在testset上预测结果不好,那么要先看trainingset上结果好不好。或者说,在trainingset上只有overfitting了,在testset上才有优化的空间。
在trainset上evaluation效果不好时
0 可以观察每一个epoch的每一个bachsize
1 更换activation function,比如从sigmoid改为relu。最后一个用softmax
2 更换学习率更新策略
3 更换objective loss function,因为mse在分类的问题不会得到好的结果(用于回归比较好),分类时用categorical_crossentropy
4 更改batchsize,如从100改为10000,看对结果的影响。batchsize越大,GPU的平行运算(计算大矩阵)效率越高,迭代次数也少。batchsize太大,performance变小。
结论:如果用GPU作加速,则Network的Batchsize要变大,不能为1。而batchsize太大,也可能受限于GPU的并行能力,导致计算卡主。
复习:batchsize是在做gradient descent时,并不会完全的minimize,而是将training data分为多个batch,比如每次选100张图作为一个batch。一个batch要随机分,尽量包含各种样本的y值。当用完所有的bach之后,这一个过程叫做epoh。mini-batch的存在一方面利用GPU加速计算,另一方面防止GPU计算不了太大矩阵。

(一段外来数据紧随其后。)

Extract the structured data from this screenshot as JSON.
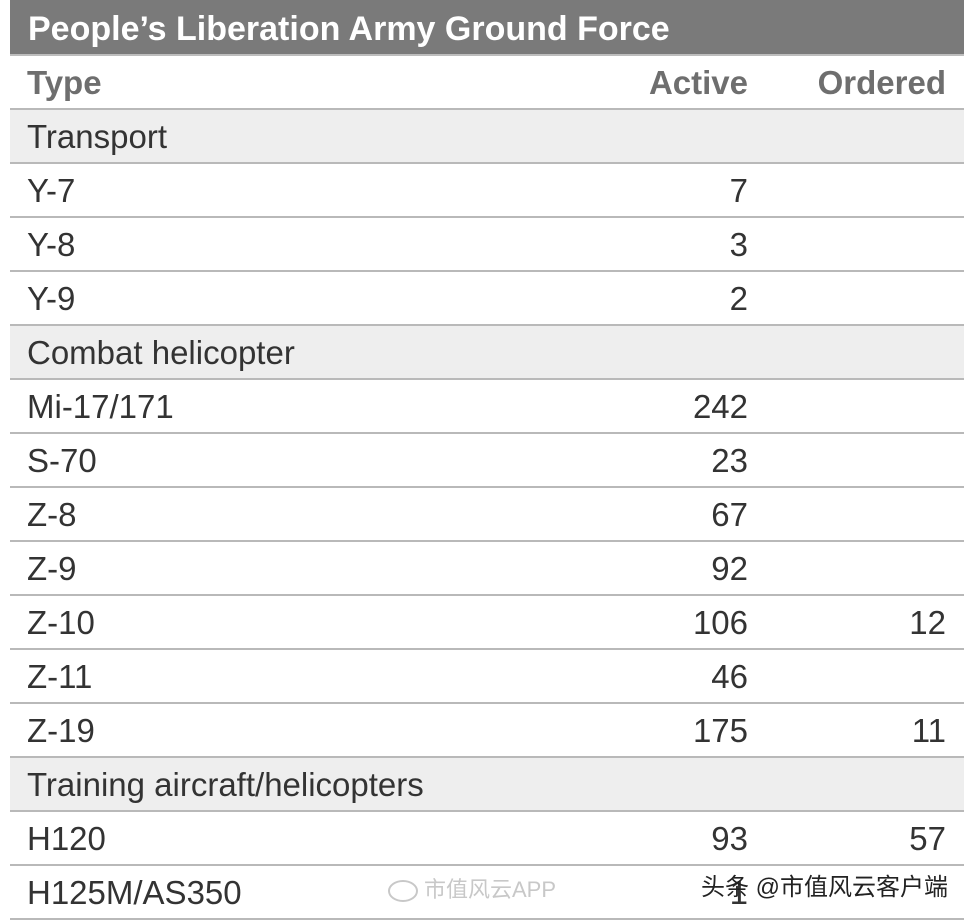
{
  "title": "People’s Liberation Army Ground Force",
  "columns": {
    "type": "Type",
    "active": "Active",
    "ordered": "Ordered"
  },
  "rows": [
    {
      "type": "Transport",
      "active": "",
      "ordered": "",
      "category": true
    },
    {
      "type": "Y-7",
      "active": "7",
      "ordered": ""
    },
    {
      "type": "Y-8",
      "active": "3",
      "ordered": ""
    },
    {
      "type": "Y-9",
      "active": "2",
      "ordered": ""
    },
    {
      "type": "Combat helicopter",
      "active": "",
      "ordered": "",
      "category": true
    },
    {
      "type": "Mi-17/171",
      "active": "242",
      "ordered": ""
    },
    {
      "type": "S-70",
      "active": "23",
      "ordered": ""
    },
    {
      "type": "Z-8",
      "active": "67",
      "ordered": ""
    },
    {
      "type": "Z-9",
      "active": "92",
      "ordered": ""
    },
    {
      "type": "Z-10",
      "active": "106",
      "ordered": "12"
    },
    {
      "type": "Z-11",
      "active": "46",
      "ordered": ""
    },
    {
      "type": "Z-19",
      "active": "175",
      "ordered": "11"
    },
    {
      "type": "Training aircraft/helicopters",
      "active": "",
      "ordered": "",
      "category": true
    },
    {
      "type": "H120",
      "active": "93",
      "ordered": "57"
    },
    {
      "type": "H125M/AS350",
      "active": "1",
      "ordered": ""
    }
  ],
  "watermarks": {
    "weibo": "市值风云APP",
    "toutiao": "头条 @市值风云客户端"
  }
}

5 增加deep,再加10层网络。注意叠加的layer特别大时,Network会卡主。???
是不是越deep越好?不是,受限于GPU等能力。
浅层神经网络可以表示的特征抽象程度不高,而层次越深,特征的抽象程度越高,也就是在某些特定任务上所谓的“效果越好”。
隐藏层越多,过分拟合风险越大
以人脑的发育过程做类比,人的大脑6岁时候的神经元之间的连接非常的密集。但是,在14岁的时候变稀疏了,这是因为有用的连接会增强,没用的连接会退化,相当于对大脑模型进行了压缩。
训练神经网络也是这样,一开始网络连接很密集,但是训练之后,发现有些连接用不上,那就砍掉了,压缩模型;之后再训练,再压缩。最后能形成一个性能不错的小型网络。譬如人脸识别的神经网络,可以压缩800倍。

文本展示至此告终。